Writer and executive producer Rod Serling felt that the circumstances of Douglas' death cast a pall over what was supposed to be a light-hearted comedic episode, and decided that a re-shoot was necessary. CBS refused to finance any re-shooting, so consequently, virtually the entire production was reshot at the expense of Rod Serling's Cayuga Productions with Jack Warden in the team manager's role. The other roles were not recast, and as much footage as possible was used from the original filming, including (in the episode's final shot) a scene in which Douglas is seen in the distance, with his back to the camera, as the manager. Original director Alvin Ganzer was not available for the re-shoot, so Robert Parrish was brought in to complete shooting; both are credited as directors on the finished episode.

In Serling's original first-draft script (and in his short-story adaptation that appeared in the 1960 anthology, Stories from The Twilight Zone), the team was supposed to have been the Brooklyn Dodgers (their stadium in the original story was "Tebbet's Field"), who, like the fictitious "Hoboken Zephyrs", moved west in 1958 to become the Los Angeles Dodgers. The closing narration refers to the original draft: at the time of broadcast, the Dodgers had beaten the Chicago White Sox to win the previous year's World Series, doing so with a dominant pitching staff featuring Don Drysdale, Johnny Podres and a young Sandy Koufax.

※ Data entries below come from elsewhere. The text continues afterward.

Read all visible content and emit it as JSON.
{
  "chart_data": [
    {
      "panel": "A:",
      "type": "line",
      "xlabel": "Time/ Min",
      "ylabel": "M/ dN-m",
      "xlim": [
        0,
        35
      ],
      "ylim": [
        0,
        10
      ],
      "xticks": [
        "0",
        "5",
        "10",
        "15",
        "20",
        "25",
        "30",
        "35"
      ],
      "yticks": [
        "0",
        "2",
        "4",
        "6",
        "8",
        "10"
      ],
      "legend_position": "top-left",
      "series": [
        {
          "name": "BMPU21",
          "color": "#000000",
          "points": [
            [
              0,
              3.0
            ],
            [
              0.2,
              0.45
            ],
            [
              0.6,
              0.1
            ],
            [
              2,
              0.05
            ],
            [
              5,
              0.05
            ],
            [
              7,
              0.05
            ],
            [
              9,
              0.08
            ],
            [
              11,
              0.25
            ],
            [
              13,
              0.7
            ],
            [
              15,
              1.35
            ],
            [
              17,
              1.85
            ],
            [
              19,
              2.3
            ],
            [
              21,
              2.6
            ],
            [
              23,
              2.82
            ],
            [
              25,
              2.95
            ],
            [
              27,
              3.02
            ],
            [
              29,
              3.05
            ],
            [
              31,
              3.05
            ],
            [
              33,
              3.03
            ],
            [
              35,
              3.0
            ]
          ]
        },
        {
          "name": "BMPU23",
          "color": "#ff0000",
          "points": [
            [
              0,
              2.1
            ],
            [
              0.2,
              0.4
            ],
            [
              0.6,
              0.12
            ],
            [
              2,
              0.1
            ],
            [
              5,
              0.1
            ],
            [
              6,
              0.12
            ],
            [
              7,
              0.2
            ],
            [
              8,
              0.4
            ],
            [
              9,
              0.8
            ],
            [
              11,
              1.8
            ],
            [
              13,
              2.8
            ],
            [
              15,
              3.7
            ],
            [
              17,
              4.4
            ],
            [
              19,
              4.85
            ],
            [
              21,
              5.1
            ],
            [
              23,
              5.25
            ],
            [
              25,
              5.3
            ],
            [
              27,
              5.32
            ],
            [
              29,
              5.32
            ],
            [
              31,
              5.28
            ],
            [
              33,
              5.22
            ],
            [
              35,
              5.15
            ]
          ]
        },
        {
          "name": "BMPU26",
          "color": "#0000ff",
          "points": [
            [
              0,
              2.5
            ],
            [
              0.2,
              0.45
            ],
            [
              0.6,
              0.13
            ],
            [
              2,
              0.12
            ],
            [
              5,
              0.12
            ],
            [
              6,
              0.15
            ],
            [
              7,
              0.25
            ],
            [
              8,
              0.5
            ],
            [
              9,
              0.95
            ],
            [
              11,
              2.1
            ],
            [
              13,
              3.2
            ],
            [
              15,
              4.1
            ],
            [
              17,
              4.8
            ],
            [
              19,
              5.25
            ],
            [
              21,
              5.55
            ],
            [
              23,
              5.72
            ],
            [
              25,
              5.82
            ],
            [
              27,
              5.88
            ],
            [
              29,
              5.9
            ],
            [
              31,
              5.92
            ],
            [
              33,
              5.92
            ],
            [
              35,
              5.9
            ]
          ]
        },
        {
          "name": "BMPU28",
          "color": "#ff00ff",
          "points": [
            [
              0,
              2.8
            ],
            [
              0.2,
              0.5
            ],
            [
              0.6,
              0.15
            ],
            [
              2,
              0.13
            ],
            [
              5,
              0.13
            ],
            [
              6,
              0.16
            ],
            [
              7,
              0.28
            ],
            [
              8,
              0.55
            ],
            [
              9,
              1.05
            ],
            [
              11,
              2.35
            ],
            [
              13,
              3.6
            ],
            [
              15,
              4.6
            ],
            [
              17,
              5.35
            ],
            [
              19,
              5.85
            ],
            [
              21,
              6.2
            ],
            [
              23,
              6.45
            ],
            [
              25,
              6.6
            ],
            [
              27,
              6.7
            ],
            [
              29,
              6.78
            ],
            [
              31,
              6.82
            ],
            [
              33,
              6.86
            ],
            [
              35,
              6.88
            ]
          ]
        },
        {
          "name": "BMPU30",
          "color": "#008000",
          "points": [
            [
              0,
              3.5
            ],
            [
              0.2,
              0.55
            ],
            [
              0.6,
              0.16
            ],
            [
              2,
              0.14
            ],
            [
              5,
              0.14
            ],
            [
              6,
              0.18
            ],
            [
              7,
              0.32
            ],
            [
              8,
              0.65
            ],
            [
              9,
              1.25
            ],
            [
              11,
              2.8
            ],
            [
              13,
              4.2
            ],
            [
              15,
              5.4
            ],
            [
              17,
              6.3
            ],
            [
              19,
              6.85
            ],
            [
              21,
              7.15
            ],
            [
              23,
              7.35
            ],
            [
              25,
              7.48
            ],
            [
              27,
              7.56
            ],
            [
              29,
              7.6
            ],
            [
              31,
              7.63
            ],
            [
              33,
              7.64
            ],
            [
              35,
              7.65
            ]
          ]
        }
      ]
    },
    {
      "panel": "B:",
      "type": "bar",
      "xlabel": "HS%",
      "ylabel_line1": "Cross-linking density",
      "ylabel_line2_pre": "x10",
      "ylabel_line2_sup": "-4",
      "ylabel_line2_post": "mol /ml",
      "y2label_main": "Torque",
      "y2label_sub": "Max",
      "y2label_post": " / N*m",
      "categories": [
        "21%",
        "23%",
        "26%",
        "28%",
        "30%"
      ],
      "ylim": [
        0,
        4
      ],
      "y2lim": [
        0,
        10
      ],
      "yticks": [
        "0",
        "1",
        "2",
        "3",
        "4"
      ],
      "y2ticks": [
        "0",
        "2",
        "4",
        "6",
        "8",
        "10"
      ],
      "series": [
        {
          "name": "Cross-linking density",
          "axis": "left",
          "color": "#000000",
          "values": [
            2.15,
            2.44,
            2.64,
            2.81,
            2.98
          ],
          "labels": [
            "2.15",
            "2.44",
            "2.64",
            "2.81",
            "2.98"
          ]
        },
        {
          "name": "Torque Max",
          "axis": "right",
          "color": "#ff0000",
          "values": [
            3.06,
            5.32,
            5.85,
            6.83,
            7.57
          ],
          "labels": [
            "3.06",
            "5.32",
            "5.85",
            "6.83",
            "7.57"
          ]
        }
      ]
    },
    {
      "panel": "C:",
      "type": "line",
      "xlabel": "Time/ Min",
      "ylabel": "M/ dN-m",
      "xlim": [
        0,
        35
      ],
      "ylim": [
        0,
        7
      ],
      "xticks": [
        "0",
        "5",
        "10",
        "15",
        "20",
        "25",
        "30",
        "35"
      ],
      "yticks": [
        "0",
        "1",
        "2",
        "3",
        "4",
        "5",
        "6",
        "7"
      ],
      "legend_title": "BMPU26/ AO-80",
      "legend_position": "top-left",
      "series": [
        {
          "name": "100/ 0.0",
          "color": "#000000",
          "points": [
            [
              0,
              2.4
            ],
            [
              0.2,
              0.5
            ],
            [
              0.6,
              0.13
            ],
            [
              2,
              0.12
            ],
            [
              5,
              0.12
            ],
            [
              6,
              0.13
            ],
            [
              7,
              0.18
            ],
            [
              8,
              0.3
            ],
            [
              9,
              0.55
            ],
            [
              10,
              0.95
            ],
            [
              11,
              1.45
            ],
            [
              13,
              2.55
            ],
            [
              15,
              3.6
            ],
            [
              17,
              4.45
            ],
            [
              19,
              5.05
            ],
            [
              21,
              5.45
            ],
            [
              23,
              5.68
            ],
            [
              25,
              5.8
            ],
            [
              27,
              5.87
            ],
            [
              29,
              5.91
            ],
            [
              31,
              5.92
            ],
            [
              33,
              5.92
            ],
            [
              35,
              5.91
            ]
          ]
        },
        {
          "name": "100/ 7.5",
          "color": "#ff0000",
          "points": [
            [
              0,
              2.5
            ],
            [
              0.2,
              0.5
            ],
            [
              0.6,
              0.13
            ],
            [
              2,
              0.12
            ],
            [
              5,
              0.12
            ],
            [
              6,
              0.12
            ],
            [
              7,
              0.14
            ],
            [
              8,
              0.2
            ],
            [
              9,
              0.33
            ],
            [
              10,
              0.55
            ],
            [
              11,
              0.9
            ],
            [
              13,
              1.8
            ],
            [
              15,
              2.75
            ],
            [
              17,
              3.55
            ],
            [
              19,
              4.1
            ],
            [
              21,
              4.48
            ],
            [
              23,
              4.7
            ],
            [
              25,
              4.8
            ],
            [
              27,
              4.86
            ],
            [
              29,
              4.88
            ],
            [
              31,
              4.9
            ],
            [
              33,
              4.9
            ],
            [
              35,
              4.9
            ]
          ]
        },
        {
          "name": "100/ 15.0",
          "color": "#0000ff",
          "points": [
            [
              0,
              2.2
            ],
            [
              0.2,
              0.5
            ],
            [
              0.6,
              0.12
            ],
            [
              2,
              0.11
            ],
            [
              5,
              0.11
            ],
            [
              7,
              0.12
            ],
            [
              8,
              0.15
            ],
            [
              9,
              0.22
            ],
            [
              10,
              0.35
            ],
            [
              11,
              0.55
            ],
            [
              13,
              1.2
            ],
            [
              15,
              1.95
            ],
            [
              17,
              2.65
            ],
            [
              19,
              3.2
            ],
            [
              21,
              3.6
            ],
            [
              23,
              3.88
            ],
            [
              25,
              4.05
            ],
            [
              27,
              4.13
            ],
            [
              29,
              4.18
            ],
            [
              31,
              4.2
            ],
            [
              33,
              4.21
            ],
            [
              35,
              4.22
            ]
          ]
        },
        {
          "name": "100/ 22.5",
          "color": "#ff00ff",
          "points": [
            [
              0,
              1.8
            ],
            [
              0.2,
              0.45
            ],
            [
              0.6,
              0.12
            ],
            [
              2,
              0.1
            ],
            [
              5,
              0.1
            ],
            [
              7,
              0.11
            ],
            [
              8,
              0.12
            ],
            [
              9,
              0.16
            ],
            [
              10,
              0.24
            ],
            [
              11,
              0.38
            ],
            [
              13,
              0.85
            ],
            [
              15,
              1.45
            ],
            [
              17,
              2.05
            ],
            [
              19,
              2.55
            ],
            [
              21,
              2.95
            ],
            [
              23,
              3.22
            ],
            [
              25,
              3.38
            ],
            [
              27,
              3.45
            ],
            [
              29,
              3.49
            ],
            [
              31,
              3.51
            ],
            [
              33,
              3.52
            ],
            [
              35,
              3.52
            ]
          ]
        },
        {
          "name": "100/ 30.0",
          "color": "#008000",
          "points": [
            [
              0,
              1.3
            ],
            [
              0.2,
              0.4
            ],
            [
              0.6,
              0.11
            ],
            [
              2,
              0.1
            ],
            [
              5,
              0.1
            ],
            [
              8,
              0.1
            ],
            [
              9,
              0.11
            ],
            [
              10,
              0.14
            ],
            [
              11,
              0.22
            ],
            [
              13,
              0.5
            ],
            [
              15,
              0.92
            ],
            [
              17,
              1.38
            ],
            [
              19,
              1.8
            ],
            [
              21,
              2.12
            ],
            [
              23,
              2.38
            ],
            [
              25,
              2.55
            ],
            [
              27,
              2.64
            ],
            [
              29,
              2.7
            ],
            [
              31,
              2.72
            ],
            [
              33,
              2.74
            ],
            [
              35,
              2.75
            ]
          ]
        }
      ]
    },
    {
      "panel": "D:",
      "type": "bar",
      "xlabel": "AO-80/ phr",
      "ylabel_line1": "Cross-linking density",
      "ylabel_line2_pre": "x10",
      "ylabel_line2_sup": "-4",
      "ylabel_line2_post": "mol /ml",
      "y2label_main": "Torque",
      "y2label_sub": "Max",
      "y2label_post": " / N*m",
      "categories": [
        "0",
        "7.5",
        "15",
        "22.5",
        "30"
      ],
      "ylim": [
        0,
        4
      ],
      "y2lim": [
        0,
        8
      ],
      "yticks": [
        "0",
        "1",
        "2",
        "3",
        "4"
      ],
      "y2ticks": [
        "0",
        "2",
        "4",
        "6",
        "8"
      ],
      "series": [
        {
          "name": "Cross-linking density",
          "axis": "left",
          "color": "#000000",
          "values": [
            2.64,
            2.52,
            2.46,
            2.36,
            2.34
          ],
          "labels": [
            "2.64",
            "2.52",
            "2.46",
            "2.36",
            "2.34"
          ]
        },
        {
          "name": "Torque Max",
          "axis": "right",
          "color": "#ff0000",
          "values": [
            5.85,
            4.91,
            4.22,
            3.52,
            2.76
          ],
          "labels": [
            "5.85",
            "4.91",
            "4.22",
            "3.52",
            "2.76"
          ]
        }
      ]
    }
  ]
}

The baseball scenes were filmed at the Los Angeles version of Wrigley Field, an often-used venue for Hollywood films featuring baseball scenes. The TV series Home Run Derby was also filmed at Wrigley, and also aired that summer of 1960. The Wrigley footage, with the stands empty, was supplemented by brief clips of stock-footage crowd scenes, from the Polo Grounds and Fenway Park. Though the stadium is supposed to be in Hoboken, the filming location in southern California means that palm trees can be glimpsed beyond the outfield fence in at least one shot.